As Quebec promises action, residents demand an end to illegal dumping in Kanesatake
CTV
Quebec's Environment Department is taking soil samples from trucks headed to the Mohawk community of Kanesatake as part of an effort to fight illegal dumping in the area.
The Quebec government says it has an “action plan” to fight illegal dumping of contaminated soil in a Mohawk community west of Montreal, but residents of Kanesatake and the neighbouring town of Oka say they’ve yet to see the signs of a permanent fix.
Government officials are back in the area this week, alongside provincial police, to collect soil samples from trucks headed to Kanesatake. The move follows an operation last week to inspect sites and collect samples along the shores of the Lake of Two Mountains, where trucks have been dumping potentially contaminated soil from construction sites around Montreal.

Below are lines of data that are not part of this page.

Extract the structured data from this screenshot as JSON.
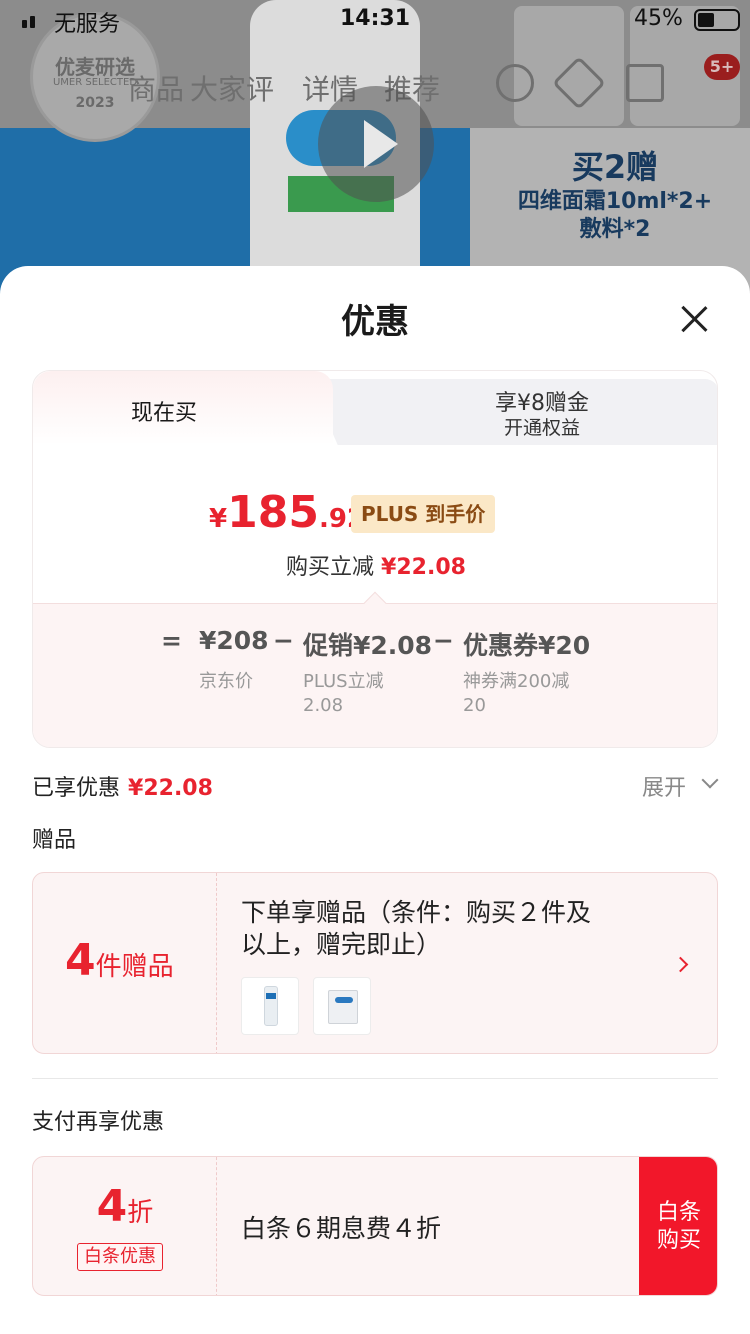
{
  "status_bar": {
    "carrier": "无服务",
    "time": "14:31",
    "battery": "45%"
  },
  "background": {
    "seal": {
      "line1": "优麦研选",
      "line2": "UMER SELECTED",
      "line3": "2023"
    },
    "nav_tabs": [
      "商品",
      "大家评",
      "详情",
      "推荐"
    ],
    "notification_count": "5+",
    "promo": {
      "title": "买2赠",
      "line1": "四维面霜10ml*2+",
      "line2": "敷料*2"
    }
  },
  "sheet": {
    "title": "优惠",
    "tabs": {
      "now": "现在买",
      "plus_title": "享¥8赠金",
      "plus_sub": "开通权益"
    },
    "price": {
      "currency": "¥",
      "integer": "185",
      "decimal": ".92",
      "tag": "PLUS 到手价"
    },
    "reduce": {
      "label": "购买立减",
      "value": "¥22.08"
    },
    "breakdown": {
      "equals": "=",
      "minus": "−",
      "base_value": "¥208",
      "base_label": "京东价",
      "promo_value": "促销¥2.08",
      "promo_label_line1": "PLUS立减",
      "promo_label_line2": "2.08",
      "coupon_value": "优惠券¥20",
      "coupon_label_line1": "神券满200减",
      "coupon_label_line2": "20"
    },
    "enjoyed": {
      "label": "已享优惠",
      "value": "¥22.08",
      "expand": "展开"
    },
    "gift_section_label": "赠品",
    "gift": {
      "count_number": "4",
      "count_text": "件赠品",
      "desc_line1": "下单享赠品（条件：购买２件及",
      "desc_line2": "以上，赠完即止）"
    },
    "pay_section_label": "支付再享优惠",
    "pay": {
      "discount_number": "4",
      "discount_text": "折",
      "tag": "白条优惠",
      "desc": "白条６期息费４折",
      "button_line1": "白条",
      "button_line2": "购买"
    }
  },
  "colors": {
    "accent_red": "#e8232f",
    "button_red": "#f2172a",
    "plus_tag_bg": "#fbe8c7",
    "plus_tag_text": "#8a4b14"
  }
}
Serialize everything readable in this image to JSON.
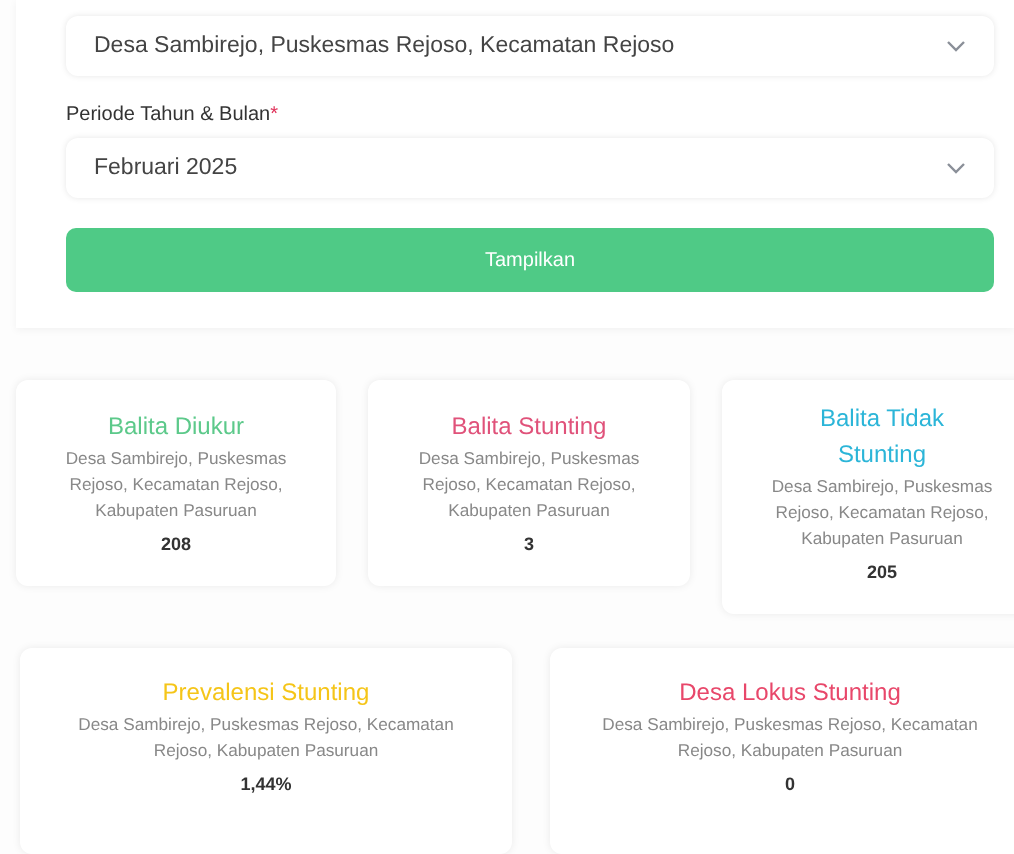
{
  "filters": [
    {
      "value": "Desa Sambirejo, Puskesmas Rejoso, Kecamatan Rejoso"
    },
    {
      "label": "Periode Tahun & Bulan",
      "required": true,
      "required_mark": "*",
      "value": "Februari 2025"
    }
  ],
  "button": "Tampilkan",
  "cards": [
    {
      "title": "Balita Diukur",
      "color": "#5cc98a",
      "location": "Desa Sambirejo, Puskesmas Rejoso, Kecamatan Rejoso, Kabupaten Pasuruan",
      "value": "208"
    },
    {
      "title": "Balita Stunting",
      "color": "#e0527a",
      "location": "Desa Sambirejo, Puskesmas Rejoso, Kecamatan Rejoso, Kabupaten Pasuruan",
      "value": "3"
    },
    {
      "title": "Balita Tidak Stunting",
      "color": "#2bb5d8",
      "location": "Desa Sambirejo, Puskesmas Rejoso, Kecamatan Rejoso, Kabupaten Pasuruan",
      "value": "205"
    },
    {
      "title": "Prevalensi Stunting",
      "color": "#f5c518",
      "location": "Desa Sambirejo, Puskesmas Rejoso, Kecamatan Rejoso, Kabupaten Pasuruan",
      "value": "1,44%"
    },
    {
      "title": "Desa Lokus Stunting",
      "color": "#e8476a",
      "location": "Desa Sambirejo, Puskesmas Rejoso, Kecamatan Rejoso, Kabupaten Pasuruan",
      "value": "0"
    }
  ]
}
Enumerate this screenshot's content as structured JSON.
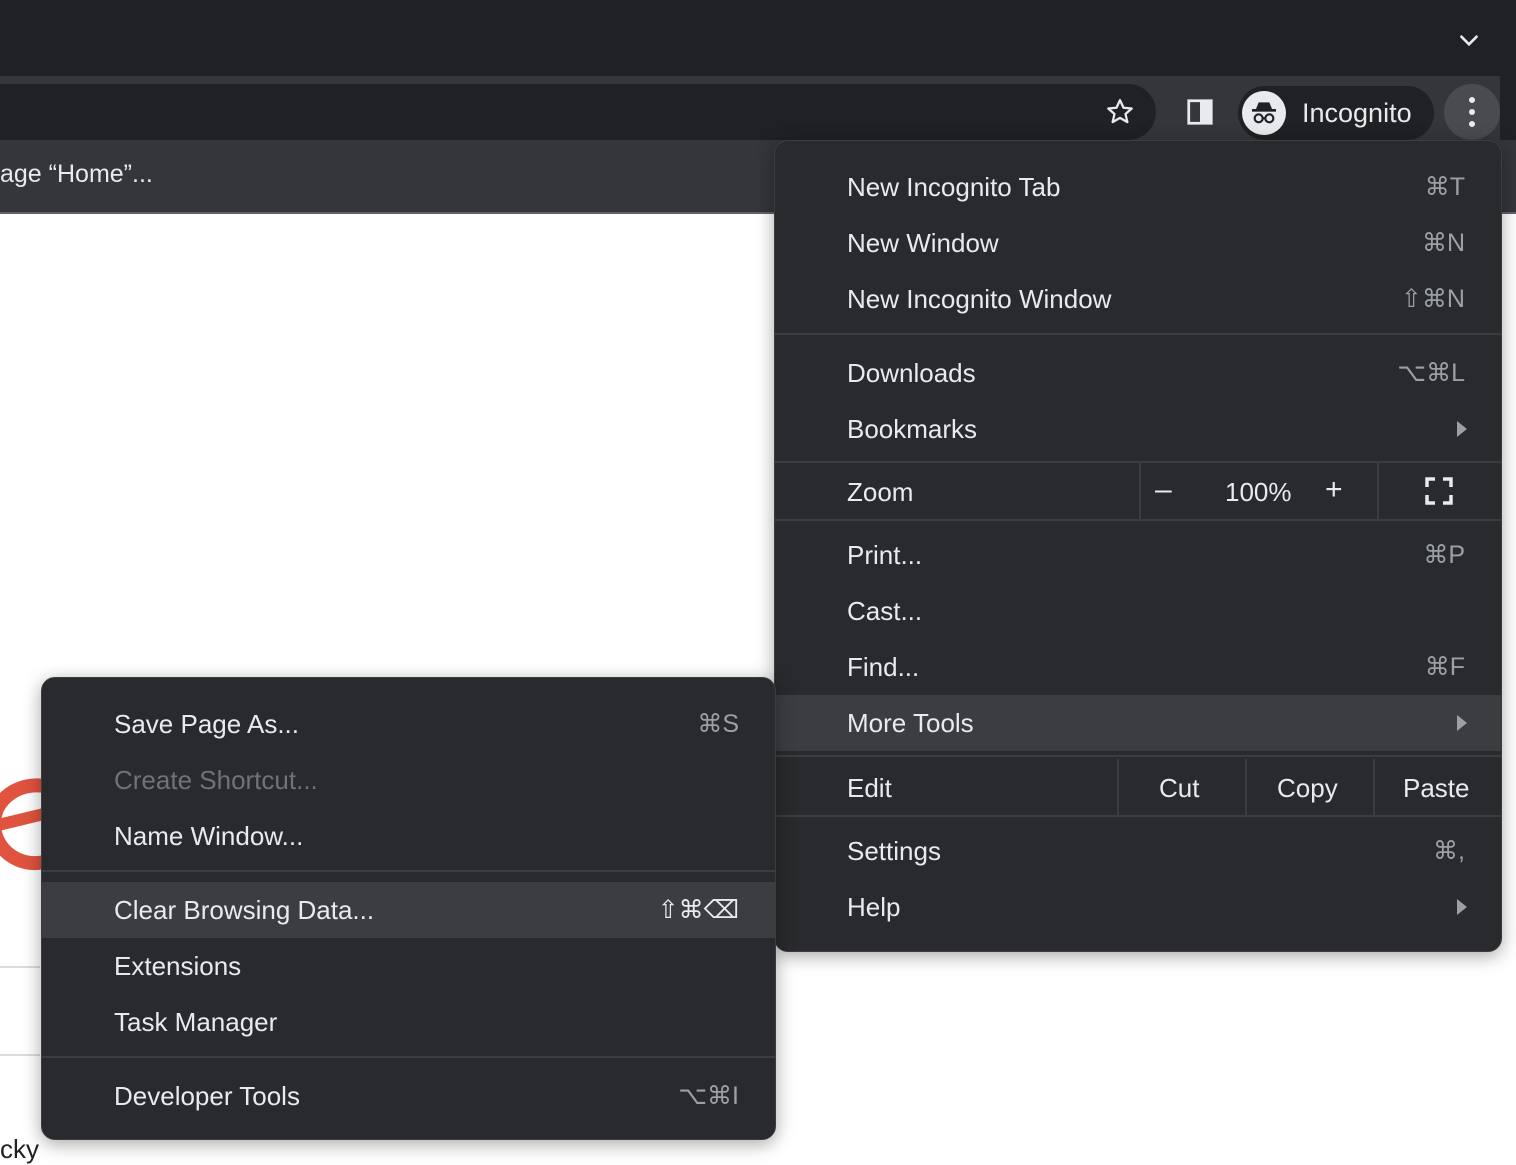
{
  "toolbar": {
    "bookmark_text": "age “Home”...",
    "profile_label": "Incognito"
  },
  "main_menu": {
    "items": [
      {
        "label": "New Incognito Tab",
        "shortcut": "⌘T"
      },
      {
        "label": "New Window",
        "shortcut": "⌘N"
      },
      {
        "label": "New Incognito Window",
        "shortcut": "⇧⌘N"
      },
      {
        "label": "Downloads",
        "shortcut": "⌥⌘L"
      },
      {
        "label": "Bookmarks"
      },
      {
        "label": "Print...",
        "shortcut": "⌘P"
      },
      {
        "label": "Cast..."
      },
      {
        "label": "Find...",
        "shortcut": "⌘F"
      },
      {
        "label": "More Tools"
      },
      {
        "label": "Settings",
        "shortcut": "⌘,"
      },
      {
        "label": "Help"
      }
    ],
    "zoom": {
      "label": "Zoom",
      "minus": "–",
      "value": "100%",
      "plus": "+"
    },
    "edit": {
      "label": "Edit",
      "cut": "Cut",
      "copy": "Copy",
      "paste": "Paste"
    }
  },
  "more_tools_menu": {
    "items": [
      {
        "label": "Save Page As...",
        "shortcut": "⌘S"
      },
      {
        "label": "Create Shortcut..."
      },
      {
        "label": "Name Window..."
      },
      {
        "label": "Clear Browsing Data...",
        "shortcut": "⇧⌘⌫"
      },
      {
        "label": "Extensions"
      },
      {
        "label": "Task Manager"
      },
      {
        "label": "Developer Tools",
        "shortcut": "⌥⌘I"
      }
    ]
  },
  "page": {
    "bottom_text": "cky"
  },
  "colors": {
    "menu_bg": "#292a2d",
    "highlight": "#3c3d41",
    "text": "#e8eaed",
    "shortcut": "#9aa0a6",
    "logo_red": "#e0533e"
  }
}
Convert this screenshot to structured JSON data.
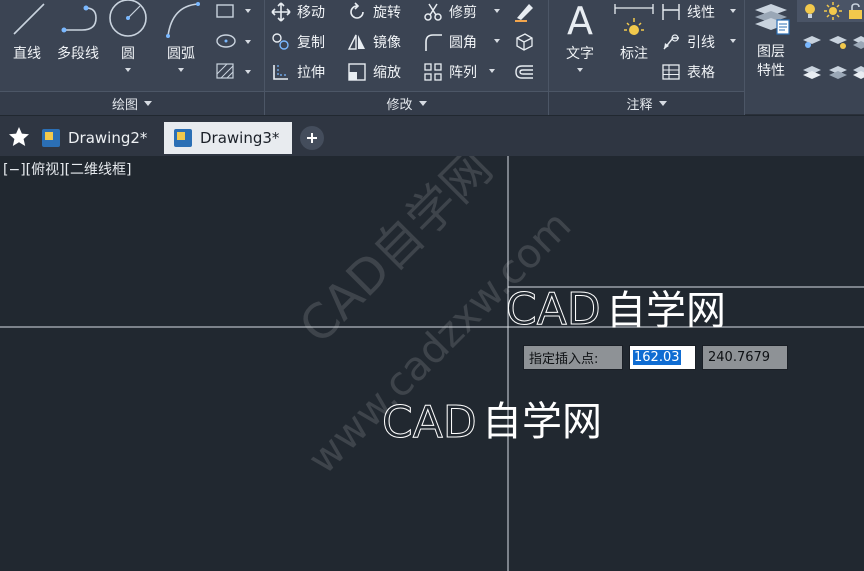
{
  "ribbon": {
    "draw": {
      "title": "绘图",
      "line": "直线",
      "polyline": "多段线",
      "circle": "圆",
      "arc": "圆弧"
    },
    "modify": {
      "title": "修改",
      "move": "移动",
      "rotate": "旋转",
      "trim": "修剪",
      "copy": "复制",
      "mirror": "镜像",
      "fillet": "圆角",
      "stretch": "拉伸",
      "scale": "缩放",
      "array": "阵列"
    },
    "annotation": {
      "title": "注释",
      "text": "文字",
      "dimension": "标注",
      "linear": "线性",
      "leader": "引线",
      "table": "表格"
    },
    "layers": {
      "label": "图层特性",
      "label_line1": "图层",
      "label_line2": "特性"
    }
  },
  "tabs": [
    {
      "label": "Drawing2*",
      "active": false
    },
    {
      "label": "Drawing3*",
      "active": true
    }
  ],
  "canvas": {
    "viewport_label": "[−][俯视][二维线框]",
    "watermark_line1": "CAD自学网",
    "watermark_line2": "www.cadzxw.com",
    "placed_text_latin": "CAD",
    "placed_text_cjk": "自学网",
    "preview_text_latin": "CAD",
    "preview_text_cjk": "自学网",
    "insert_prompt": "指定插入点:",
    "insert_x": "162.03",
    "insert_y": "240.7679"
  },
  "colors": {
    "ribbon_bg": "#3b4453",
    "canvas_bg": "#212830",
    "selection": "#0f6cd2",
    "star": "#ffffff",
    "accent_yellow": "#f2c94c"
  }
}
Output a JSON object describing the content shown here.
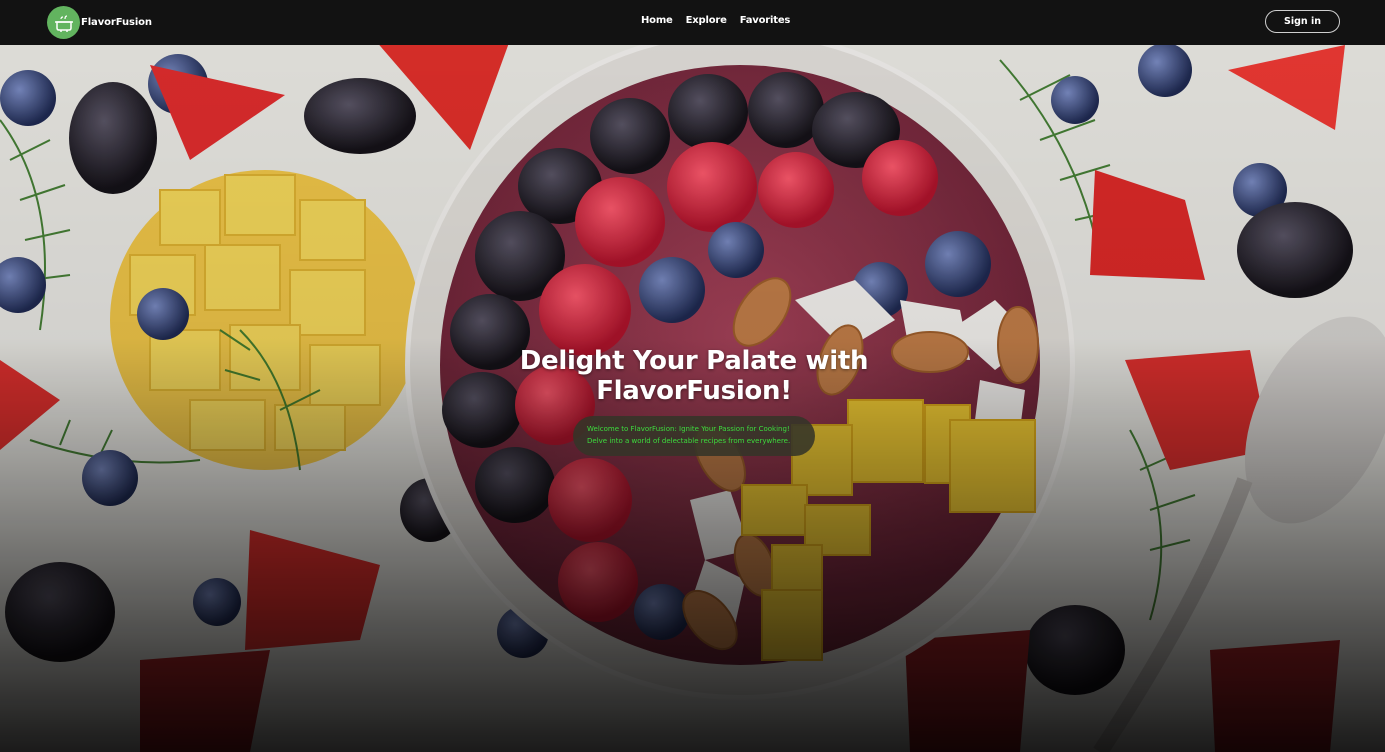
{
  "navbar": {
    "brand_name": "FlavorFusion",
    "logo_icon": "cooking-pot-icon",
    "links": [
      "Home",
      "Explore",
      "Favorites"
    ],
    "signin_label": "Sign in"
  },
  "hero": {
    "title_line1": "Delight Your Palate with",
    "title_line2": "FlavorFusion!",
    "sub_line1": "Welcome to FlavorFusion: Ignite Your Passion for Cooking!",
    "sub_line2": "Delve into a world of delectable recipes from everywhere.",
    "background_image": "smoothie-bowl-with-berries-mango-almonds-photo"
  },
  "colors": {
    "brand_green": "#62b45f",
    "tagline_green": "#3ddc3d",
    "navbar_bg": "#121212"
  }
}
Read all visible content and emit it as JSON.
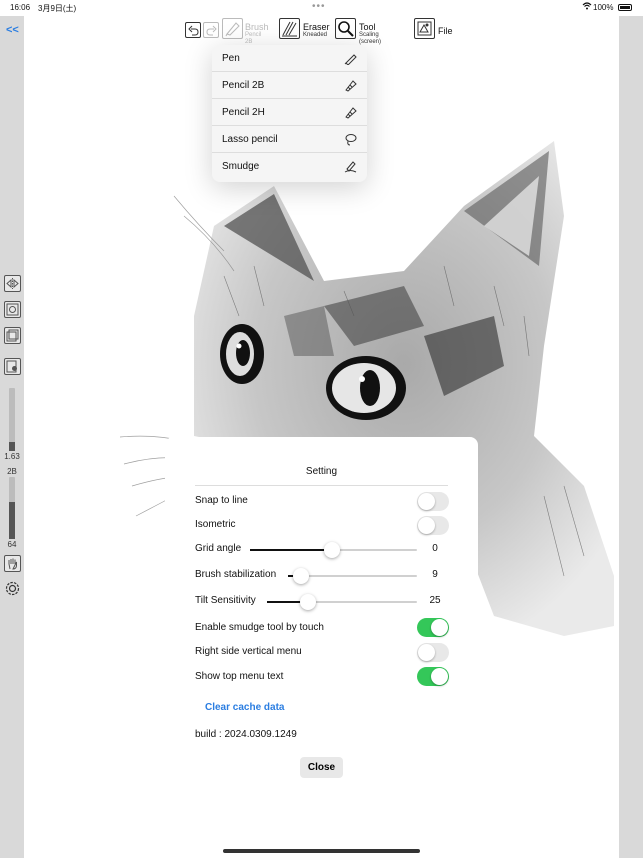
{
  "status": {
    "time": "16:06",
    "date": "3月9日(土)",
    "battery": "100%"
  },
  "nav": {
    "back": "<<"
  },
  "left": {
    "size_value": "1.63",
    "opacity_value": "2B",
    "bottom_value": "64",
    "size_level": 0.15,
    "opacity_level": 0.6
  },
  "toolbar": {
    "brush": {
      "label": "Brush",
      "sub": "Pencil 2B"
    },
    "eraser": {
      "label": "Eraser",
      "sub": "Kneaded"
    },
    "tool": {
      "label": "Tool",
      "sub": "Scaling (screen)"
    },
    "file": {
      "label": "File"
    }
  },
  "menu": {
    "items": [
      {
        "label": "Pen",
        "icon": "pen-icon"
      },
      {
        "label": "Pencil 2B",
        "icon": "pencil-icon"
      },
      {
        "label": "Pencil 2H",
        "icon": "pencil-icon"
      },
      {
        "label": "Lasso pencil",
        "icon": "lasso-icon"
      },
      {
        "label": "Smudge",
        "icon": "smudge-icon"
      }
    ]
  },
  "settings": {
    "title": "Setting",
    "snap": {
      "label": "Snap to line",
      "on": false
    },
    "iso": {
      "label": "Isometric",
      "on": false
    },
    "grid": {
      "label": "Grid angle",
      "value": "0",
      "level": 0.49
    },
    "stab": {
      "label": "Brush stabilization",
      "value": "9",
      "level": 0.1
    },
    "tilt": {
      "label": "Tilt Sensitivity",
      "value": "25",
      "level": 0.27
    },
    "smudge": {
      "label": "Enable smudge tool by touch",
      "on": true
    },
    "rside": {
      "label": "Right side vertical menu",
      "on": false
    },
    "topmenu": {
      "label": "Show top menu text",
      "on": true
    },
    "clear": "Clear cache data",
    "build": "build : 2024.0309.1249",
    "close": "Close"
  },
  "colors": {
    "accent": "#2a7de1",
    "toggle_on": "#34c759",
    "sidebar": "#d9d9d9"
  }
}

Frédéric Fournier, a spokesperson for the Environment Department, says more inspections could be carried out in the future, and that “no recourse has been ruled out” of the government’s effort to reduce illegal dumping in Kanesatake.
A Mohawk community member using the pseudonym Pink, who requested anonymity because they feared reprisals for speaking out, says the government is just “going through the motions” and doubts that anything will change. “I’m very cynical when it comes to anything that’s performative, because I don’t trust them,” Pink said in an interview.
Illegal dumping has plagued Kanesatake for years, and some residents say it’s just one symptom of a culture of lawlessness that pervades the community. They want the federal and provincial governments to help restore a sense of safety to Kanesatake, which they say is in the grip of organized crime.
“We’re literally being taken hostage by these people who are just ruining the community,” said Pink. “If this was another community anywhere in Canada, this wouldn’t be allowed.”
Kanesatake’s local police force was disbanded in 2004, when internal disputes escalated into violence. Quebec provincial police have patrolled the area since 2005 but rarely enter the community, which was the site of the 1990 Oka crisis, a 78-day standoff over land rights between Mohawk protesters and the Canadian Armed Forces.